The more ridiculously busy I am, the more I find I have to read in order to maintain my equilibrium. So, among other things, I've been reading some Joyce Sutphen. Many of her poems are about lost love. Here are a couple I really liked. They are very personal, and the emotions come through, and yet there's also a universality in them.
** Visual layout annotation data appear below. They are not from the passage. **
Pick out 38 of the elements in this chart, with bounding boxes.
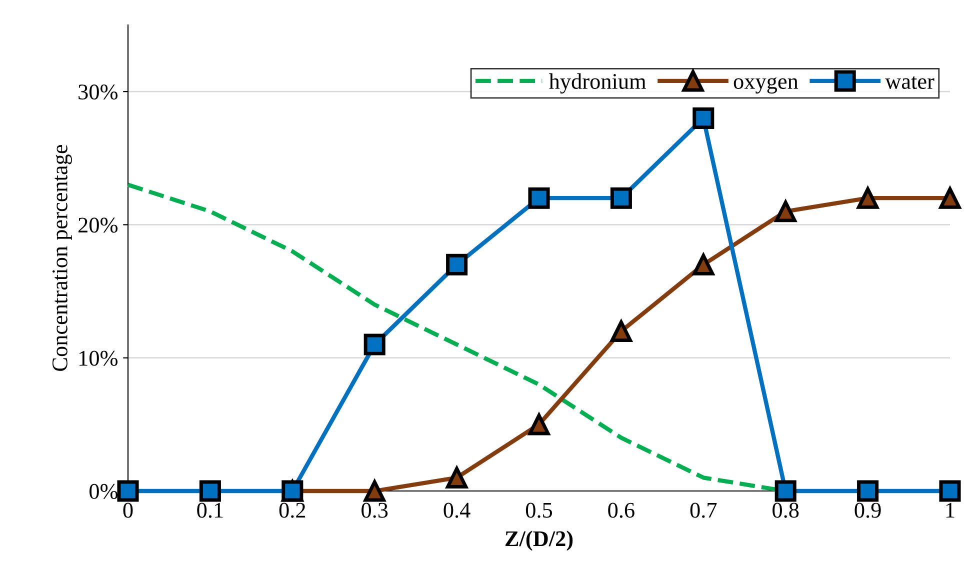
point bbox=[610, 187, 632, 209]
x-tick-label: 0.3 bbox=[362, 502, 388, 518]
point bbox=[364, 480, 386, 502]
y-axis-title: Concentration percentage bbox=[52, 144, 72, 371]
x-tick-label: 0.9 bbox=[854, 502, 881, 518]
point bbox=[528, 414, 550, 436]
point bbox=[199, 480, 221, 502]
legend-label: oxygen bbox=[734, 77, 798, 94]
point bbox=[939, 187, 961, 209]
point bbox=[610, 320, 632, 342]
legend-label: water bbox=[885, 76, 934, 89]
x-tick-label: 1 bbox=[946, 502, 954, 518]
point bbox=[528, 187, 550, 209]
x-axis-title: Z/(D/2) bbox=[506, 530, 573, 551]
x-tick-label: 0.1 bbox=[197, 502, 223, 518]
point bbox=[692, 107, 714, 129]
point bbox=[364, 334, 386, 356]
point bbox=[446, 254, 468, 276]
point bbox=[939, 480, 961, 502]
point bbox=[774, 480, 796, 502]
x-tick-label: 0.7 bbox=[690, 502, 717, 518]
x-tick-label: 0.6 bbox=[608, 502, 634, 518]
y-tick-label: 10% bbox=[80, 350, 118, 366]
x-tick-label: 0 bbox=[123, 502, 133, 518]
point bbox=[774, 200, 796, 222]
legend-label: hydronium bbox=[549, 73, 646, 94]
y-tick-label: 30% bbox=[78, 84, 118, 100]
x-tick-label: 0.5 bbox=[526, 502, 552, 518]
point bbox=[446, 466, 468, 488]
point bbox=[857, 480, 879, 502]
point bbox=[692, 254, 714, 276]
x-tick-label: 0.8 bbox=[772, 502, 799, 518]
x-tick-label: 0.4 bbox=[444, 502, 470, 518]
x-tick-label: 0.2 bbox=[279, 502, 306, 518]
y-tick-label: 20% bbox=[78, 218, 118, 233]
y-tick-label: 0% bbox=[90, 484, 118, 499]
point bbox=[117, 480, 139, 502]
point bbox=[857, 187, 879, 209]
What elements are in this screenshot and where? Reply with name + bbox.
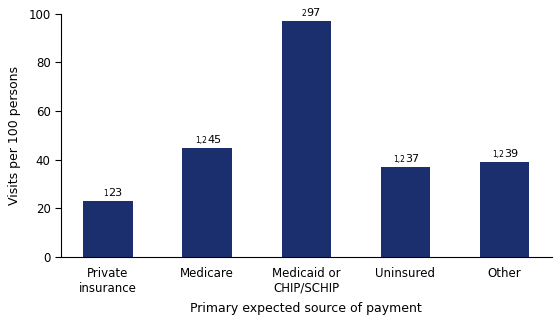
Text: 39: 39 [505,149,519,159]
Y-axis label: Visits per 100 persons: Visits per 100 persons [8,66,21,205]
Text: 2: 2 [301,9,306,18]
Text: 1,2: 1,2 [195,136,207,145]
X-axis label: Primary expected source of payment: Primary expected source of payment [190,302,422,315]
Bar [183,148,232,257]
Text: 1,2: 1,2 [394,155,405,164]
Text: 45: 45 [207,135,221,145]
Bar [480,162,529,257]
Bar [83,201,133,257]
Bar [381,167,430,257]
Bar [282,21,331,257]
Text: 1: 1 [103,189,108,198]
Text: 1,2: 1,2 [493,150,505,159]
Text: 37: 37 [405,154,419,164]
Text: 97: 97 [306,8,320,18]
Text: 23: 23 [108,188,122,198]
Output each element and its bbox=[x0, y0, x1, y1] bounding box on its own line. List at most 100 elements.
Notice how you show up here and there among

The words I use, that there are small details


that only you would notice, especially when you

notice that I am saying things that I never  

said before. And see how easy it is to hear

them now that I am not speaking directly

to you.

(Here's the rest.)



Not for Burning


I come across your old letters,

the words still clinging to the page,

holding onto their places patiently,

with no intention of abandoning

the white spaces. They say

that you will always love me, 

and reading them again, I almost 

believe it...  (Here's the rest.)



Tabatha has today's Poetry Friday roundup. 

Michelle Kogan shared my Poetry Swap offering and responded with a poem of her own.